André Gide, Jacques Rivière et Gaston Gallimard feront de la reconquête de Marcel Proust l’une des grandes priorités de la revue et des Éditions. Rivière (alors secrétaire de la revue aux côtés de Jacques Copeau), voit dans À la recherche du temps perdu la plus remarquable réalisation de ce renouveau du roman analytique qu’il avait prophétisé dans son étude décisive sur le « roman d’aventure », publiée dans les livraisons de mai, juin et juillet 1913 de La NRF : c’est bien en Proust que le classicisme moderne a trouvé son maître, et non dans le vers libre de Ghéon ou le globalisme moral de Gide. La littérature ne tend ni au bien ni au mal ; elle n’a que la vérité pour objet : plus de vérité, plus de proximité à la vie. L’art de son déploiement est l’essence même de la littérature. Si Proust oppose un refus à André Gide qui lui propose, dès le moins de mars 1914, d’éditer la suite de La Recherche à l’enseigne des Éditions de la NRF, il consent cependant à donner à Jacques Rivière, avec lequel il a entamé une correspondance importante, deux premiers fragments du Côté de Guermantes : ils sont publiés dans les deux derniers numéros de La NRF d’avant guerre (juin et juillet 1914), tandis que Ghéon consacre une note au volume déjà paru, mi-figue mi-raisin (« une œuvre de loisir », mais un « trésor de documents sur l’hypersensibilité moderne »), dont on devine qu’elle a été revue in extremis.
Gaston Gallimard et Jacques Rivière devront faire provision de patience, d’attention et de compréhension pour satisfaire un auteur d’une sensibilité extrême, souvent sévère à l’égard du suivi éditorial de sa production ou des choix critiques de la revue.
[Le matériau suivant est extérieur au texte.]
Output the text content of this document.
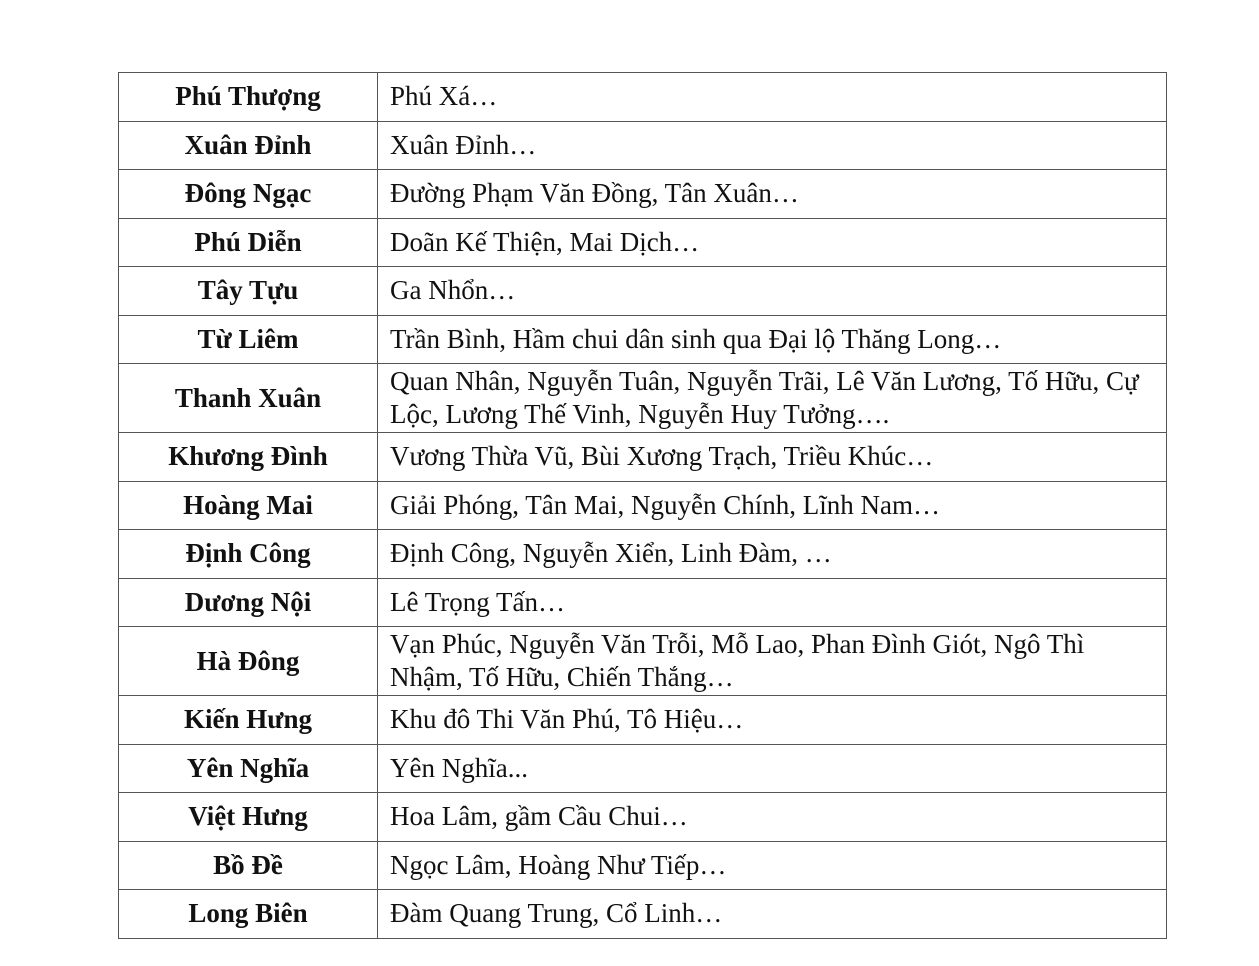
Phú Thượng	Phú Xá…
Xuân Đỉnh	Xuân Đỉnh…
Đông Ngạc	Đường Phạm Văn Đồng, Tân Xuân…
Phú Diễn	Doãn Kế Thiện, Mai Dịch…
Tây Tựu	Ga Nhổn…
Từ Liêm	Trần Bình, Hầm chui dân sinh qua Đại lộ Thăng Long…
Thanh Xuân	Quan Nhân, Nguyễn Tuân, Nguyễn Trãi, Lê Văn Lương, Tố Hữu, Cự Lộc, Lương Thế Vinh, Nguyễn Huy Tưởng….
Khương Đình	Vương Thừa Vũ, Bùi Xương Trạch, Triều Khúc…
Hoàng Mai	Giải Phóng, Tân Mai, Nguyễn Chính, Lĩnh Nam…
Định Công	Định Công, Nguyễn Xiển, Linh Đàm, …
Dương Nội	Lê Trọng Tấn…
Hà Đông	Vạn Phúc, Nguyễn Văn Trỗi, Mỗ Lao, Phan Đình Giót, Ngô Thì Nhậm, Tố Hữu, Chiến Thắng…
Kiến Hưng	Khu đô Thi Văn Phú, Tô Hiệu…
Yên Nghĩa	Yên Nghĩa...
Việt Hưng	Hoa Lâm, gầm Cầu Chui…
Bồ Đề	Ngọc Lâm, Hoàng Như Tiếp…
Long Biên	Đàm Quang Trung, Cổ Linh…
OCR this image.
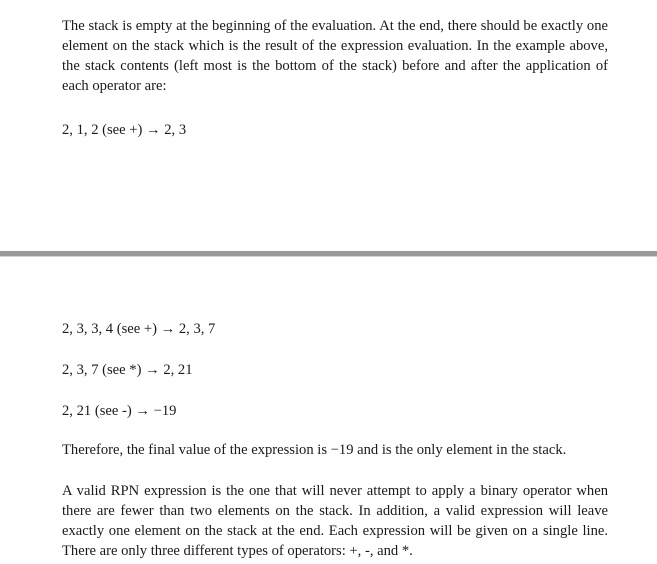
The stack is empty at the beginning of the evaluation. At the end, there should be exactly one element on the stack which is the result of the expression evaluation. In the example above, the stack contents (left most is the bottom of the stack) before and after the application of each operator are:

2, 1, 2 (see +) → 2, 3

2, 3, 3, 4 (see +) → 2, 3, 7

2, 3, 7 (see *) → 2, 21

2, 21 (see -) → −19

Therefore, the final value of the expression is −19 and is the only element in the stack.

A valid RPN expression is the one that will never attempt to apply a binary operator when there are fewer than two elements on the stack. In addition, a valid expression will leave exactly one element on the stack at the end. Each expression will be given on a single line. There are only three different types of operators: +, -, and *.
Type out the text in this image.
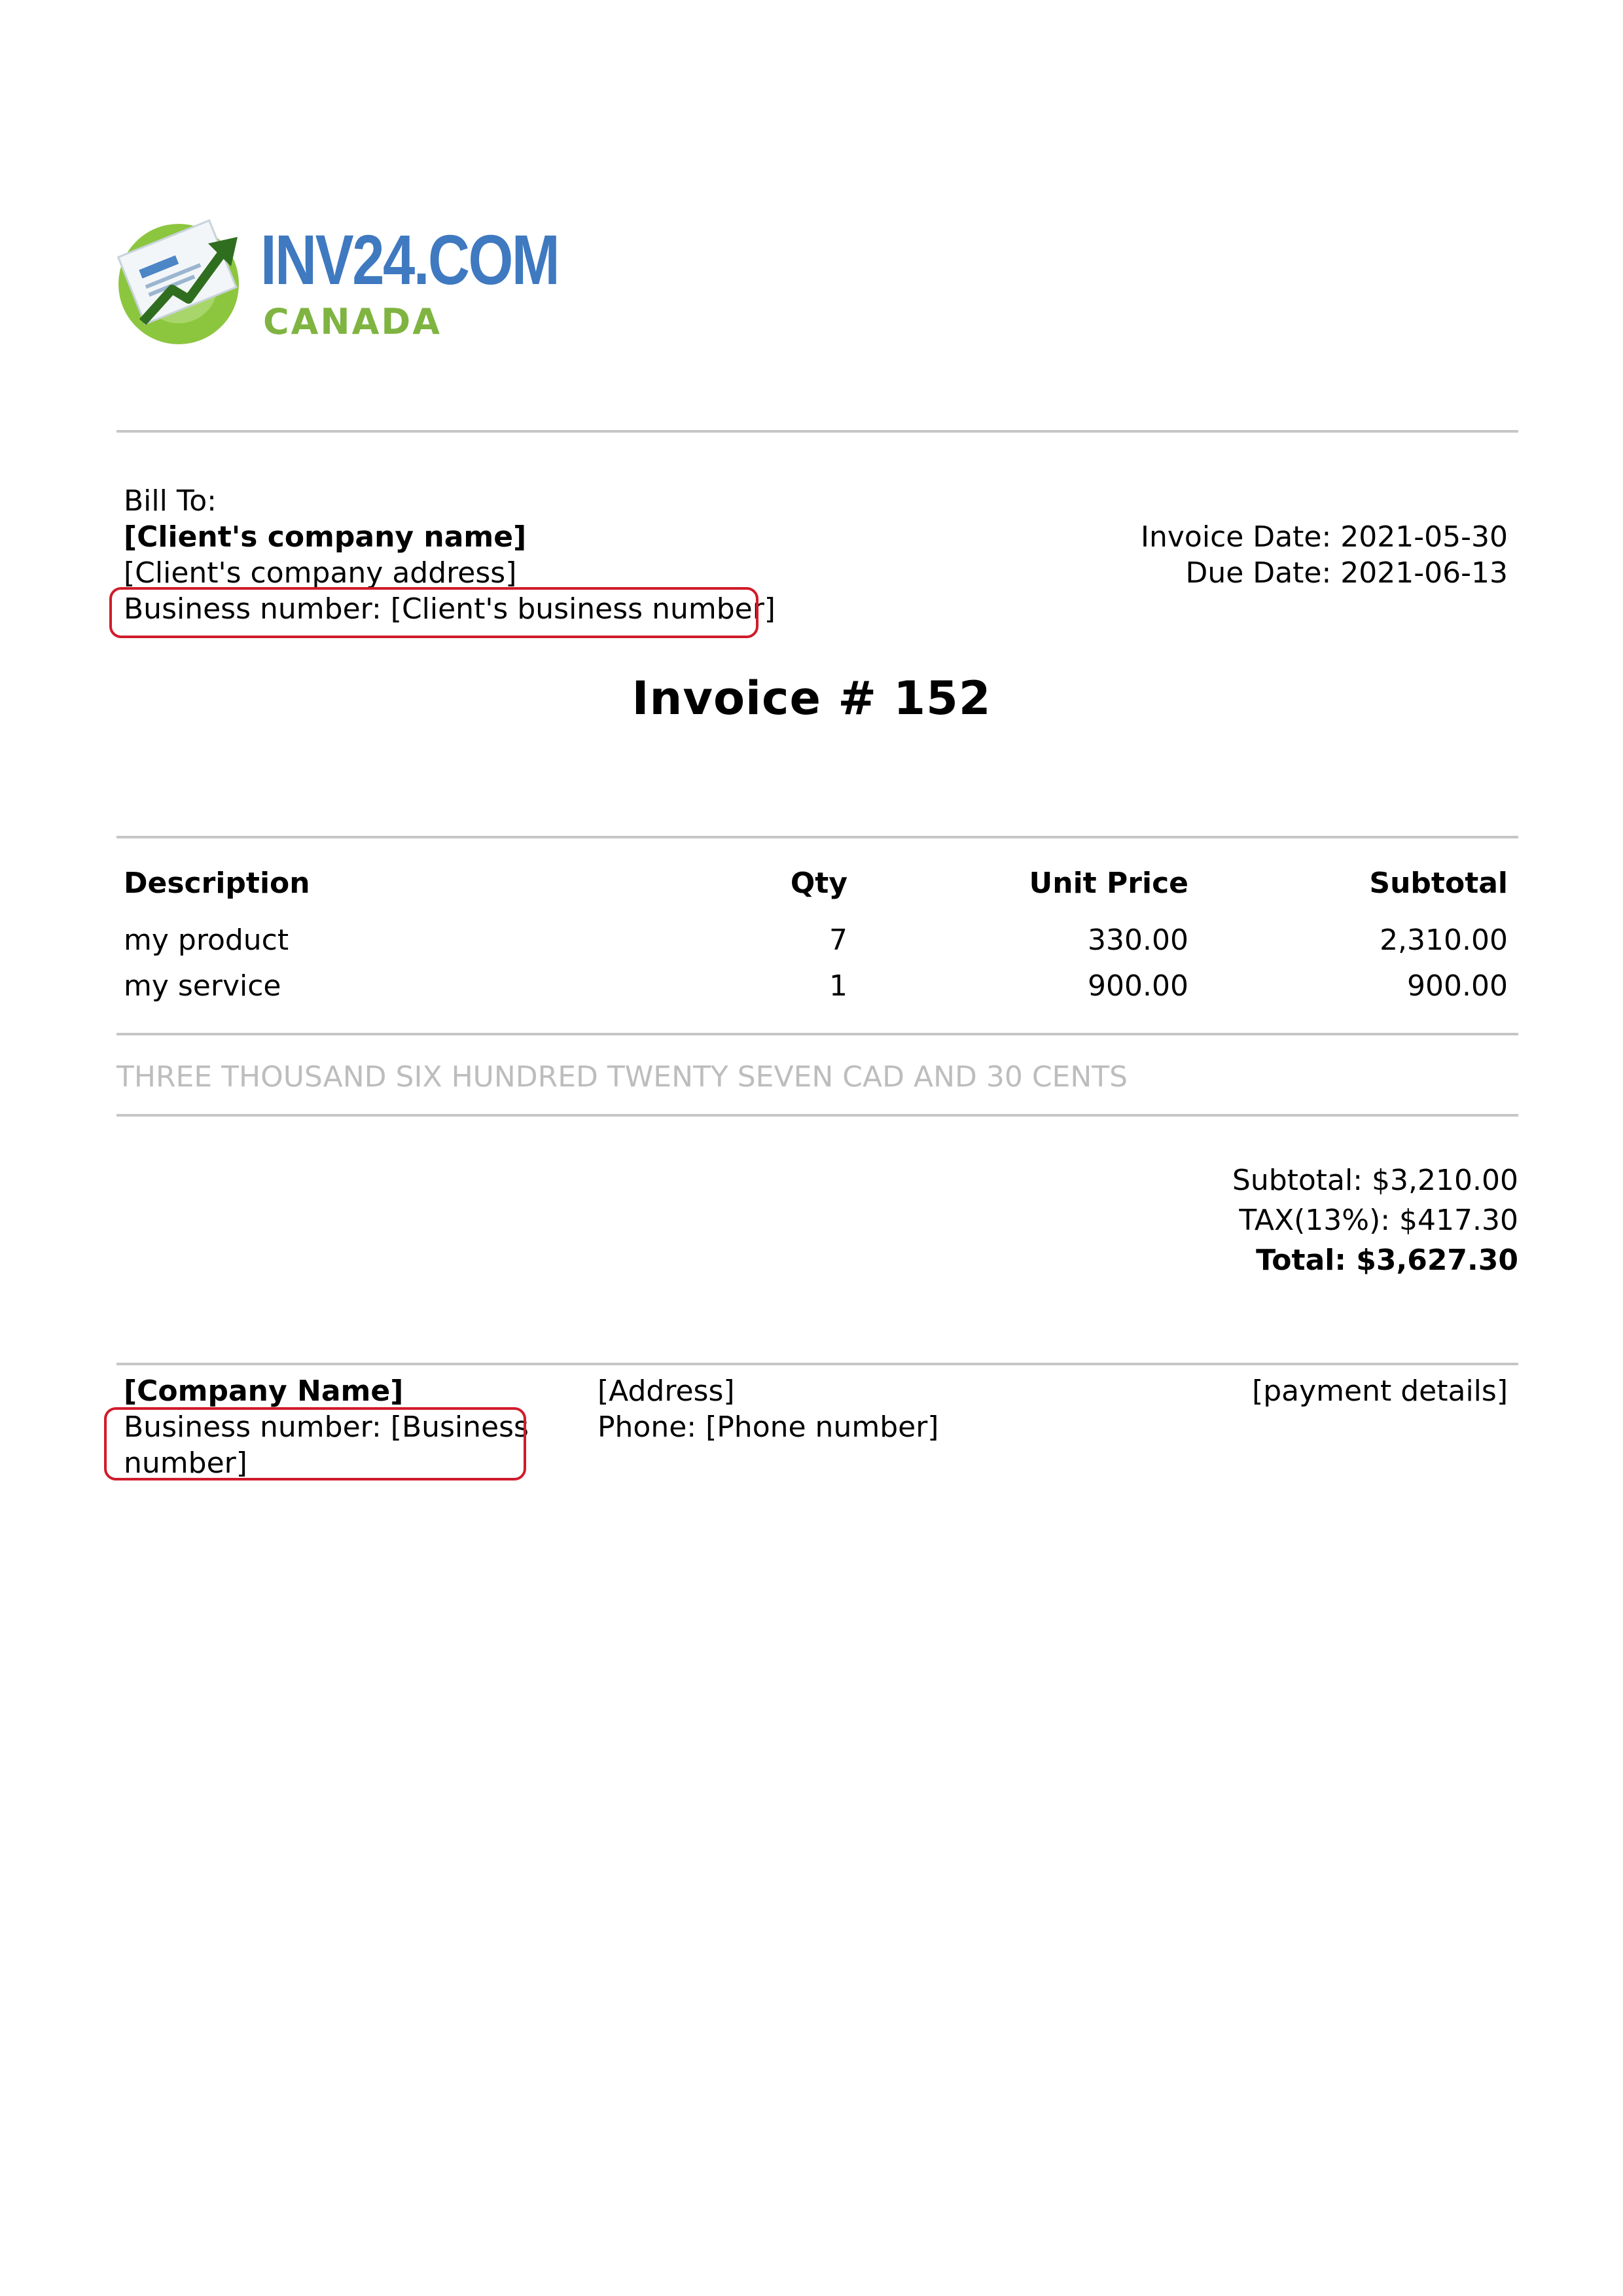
INV24.COM
CANADA
Bill To:
[Client's company name]
[Client's company address]
Business number: [Client's business number]
Invoice Date: 2021-05-30
Due Date: 2021-06-13
Invoice # 152
Description	Qty	Unit Price	Subtotal
my product	7	330.00	2,310.00
my service	1	900.00	900.00
THREE THOUSAND SIX HUNDRED TWENTY SEVEN CAD AND 30 CENTS
Subtotal: $3,210.00
TAX(13%): $417.30
Total: $3,627.30
[Company Name]
Business number: [Business
number]
[Address]
Phone: [Phone number]
[payment details]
Gaston Gallimard parviendra finalement, au cours du printemps 1916, à persuader Marcel Proust de se détacher de Grasset et de lui confier ses prochains livres. Sous la pression de son auteur, Bernard Grasset fait savoir par écrit au gérant des Éditions de la NRF qu’il renonce à poursuivre la publication de La Recherche. En octobre 1917, Gaston Gallimard rachète à son concurrent les quelque deux cents exemplaires de Du Côté de chez Swann qui n’ont pas été vendus : il les revêt d’une couverture NRF et d’un papillon de relais avant de les remettre en vente ; et entreprend une réédition recomposée du roman.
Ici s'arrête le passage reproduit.